This article was originally published by B & T
By Zoe Aitken
August 23, 2019
Zoe Aitken (pictured below) is the head of consulting at innovation consultancy Inventium and has over 15 years’ experience helping organisations to be more customer-centric. In this guest post, Aitken offers top tips to ensure brands are at their customer-centric best…
The most innovative companies involve their customers from the very beginning of the innovation process. However, while many organisations might describe themselves as customer-centric, how they are engaging their customers is equally important. The wrong approach can lead to ‘phantom opportunities’ or worse yet, falsely validating early ideas.
To help improve the quality of your customer interactions, here are three common mistakes that organisations make and some simple strategies to overcome them.
They ask customers for solutions
Organisations often look to customers for solutions and ideas. They might ask questions such as “if we were to create the perfect product for you, what would it look like?” or “what should we do differently?”. Questions such as these lead to mediocre ideas, as customers typically focus their responses around existing products and services. This leads to “obvious” ideas or only incremental innovations.
To generate bigger and more disruptive ideas, shake up the type of questions that you ask customers. Ask questions that get to the customer’s underlying need.
Questions such as “if our service was no longer available, what would you use instead?” or “what other products do you use to satisfy the same need?”. These questions provide clues to the underlying customer problem and help you identify new solutions to better solve it. They open your thinking to a realm of possibilities that extend far beyond existing offers on the market.
They ask customers to predict the future
In traditional customer research, it is common to ask customers how they think they will behave in the future. “How likely are you to buy this?” or “would you use this?” are common questions. However, the simple truth is: customers do not know.
Humans are unpredictable creatures and what people say they will do is often very different to what they actually do. Scientists refer to this phenomenon as the ‘Intention Behaviour Gap’. Two-thirds of the time, humans behave differently to the way they intend. Therefore, customers’ responses to questions which ask them to predict future behaviour is patchy at best and should not guide important business decisions.
To feel more confident in your research results, adopt an ‘experimentation approach’. This involves measuring customers’ actual behaviour, rather than asking them how they intend to behave. Running cheap and quick experiments around your riskiest assumptions, is not only more time and cost effective, it is also far more dependable.

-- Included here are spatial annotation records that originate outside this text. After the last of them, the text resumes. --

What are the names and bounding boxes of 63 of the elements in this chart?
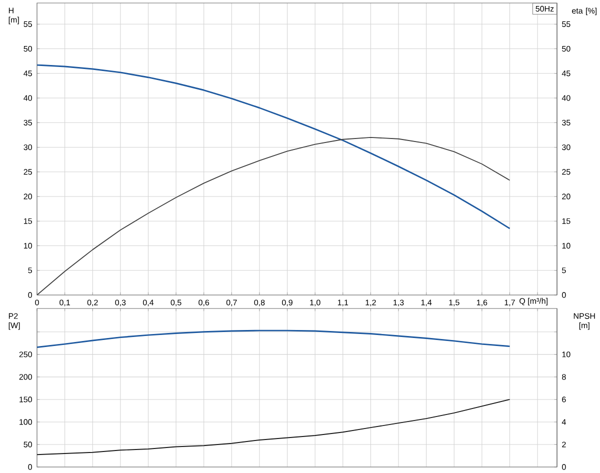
- y2-tick-label: 45: [562, 70, 570, 76]
- y-tick-label: 50: [24, 46, 32, 52]
- x-tick-label: 1,6: [476, 300, 488, 306]
- y2-tick-label: 20: [562, 194, 570, 200]
- x-tick-label: 0,3: [115, 300, 126, 306]
- x-axis-title: Q [m³/h]: [520, 298, 548, 306]
- y-tick-label: 0: [28, 292, 32, 298]
- line-series: [37, 64, 510, 230]
- x-tick-label: 0,6: [198, 300, 210, 306]
- y2-tick-label: 0: [562, 292, 566, 298]
- y-tick-label: 25: [24, 169, 32, 175]
- x-tick-label: 0,1: [60, 300, 70, 306]
- y-tick-label: 15: [24, 218, 32, 224]
- y2-tick-label: 2: [562, 442, 566, 448]
- y-tick-label: 100: [20, 419, 32, 425]
- y-tick-label: 20: [24, 194, 32, 200]
- y2-tick-label: 4: [562, 419, 566, 425]
- y2-axis-title: NPSH [m]: [574, 313, 595, 330]
- annotation: 50Hz: [536, 6, 554, 12]
- y2-tick-label: 5: [562, 268, 566, 274]
- x-tick-label: 0,4: [142, 300, 154, 306]
- y-tick-label: 10: [24, 242, 32, 249]
- y-axis-title: H [m]: [8, 8, 19, 24]
- y2-tick-label: 35: [562, 120, 570, 126]
- y-tick-label: 150: [20, 396, 32, 402]
- x-tick-label: 1,4: [421, 300, 432, 306]
- y-axis-title: P2 [W]: [8, 313, 20, 330]
- y2-tick-label: 8: [562, 374, 566, 380]
- y-tick-label: 250: [19, 352, 32, 358]
- y-tick-label: 45: [24, 70, 32, 76]
- x-tick-label: 1,1: [338, 300, 348, 306]
- y-tick-label: 30: [24, 144, 32, 150]
- line-series: [37, 136, 510, 295]
- y2-axis-title: eta [%]: [572, 8, 596, 16]
- y2-tick-label: 0: [562, 464, 566, 470]
- y2-tick-label: 10: [562, 242, 570, 249]
- y-tick-label: 35: [24, 120, 32, 126]
- x-tick-label: 1,3: [394, 300, 404, 306]
- y-tick-label: 40: [24, 95, 32, 101]
- y2-tick-label: 55: [562, 21, 570, 27]
- y2-tick-label: 10: [562, 352, 570, 358]
- x-tick-label: 1,5: [449, 300, 460, 306]
- y-tick-label: 50: [24, 442, 32, 448]
- y2-tick-label: 15: [562, 218, 570, 224]
- y-tick-label: 5: [28, 268, 32, 274]
- x-tick-label: 0: [35, 300, 39, 306]
- x-tick-label: 0,8: [254, 300, 265, 306]
- y-tick-label: 0: [28, 464, 32, 470]
- y-tick-label: 55: [24, 21, 32, 27]
- y-tick-label: 200: [19, 374, 32, 380]
- x-tick-label: 1,2: [366, 300, 376, 306]
- y2-tick-label: 6: [562, 396, 566, 402]
- x-tick-label: 1,0: [310, 300, 320, 306]
- x-tick-label: 0,9: [282, 300, 292, 306]
- x-tick-label: 0,5: [170, 300, 182, 306]
- x-tick-label: 0,7: [226, 300, 237, 306]
- y2-tick-label: 50: [562, 46, 570, 52]
- y2-tick-label: 30: [562, 144, 570, 150]
- line-series: [37, 330, 510, 348]
- x-tick-label: 0,2: [87, 300, 98, 306]
- x-tick-label: 1,7: [504, 300, 515, 306]
- y2-tick-label: 25: [562, 169, 570, 175]
- y2-tick-label: 40: [562, 95, 570, 101]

They segment customers by demographics
Many organisations review their sales data by customer demographics and then base important innovation decisions on certain data correlations. For example, the data might show that ‘Mums with young kids are more likely to buy XYZ’. From this, they might conclude that they need to speak with Mums with young kids to understand how to sell more of XYZ.
The problem with demographic segmentation is that these data correlations fail to get to the ‘why’. Simply because two things are correlated does not mean that one is responsible for the other. Adopting this approach risks limiting the size of the opportunity to a single demographic group. It could also lead you to completely missing the mark with your innovation solution.
In his book, Competing Against Luck, Professor Clayton Christensen says “to elevate innovation from hit-or-miss to predictable, you have to understand the underlying causal mechanism”. Christensen claims that you must understand the ‘why’ behind customer behaviour to be able to identify the optimum solution.
Therefore, avoid basing your innovation decisions on customer demographics data alone. Always try to get beneath the data to understand the underlying customer problem, which you might find presents an even greater opportunity for your business.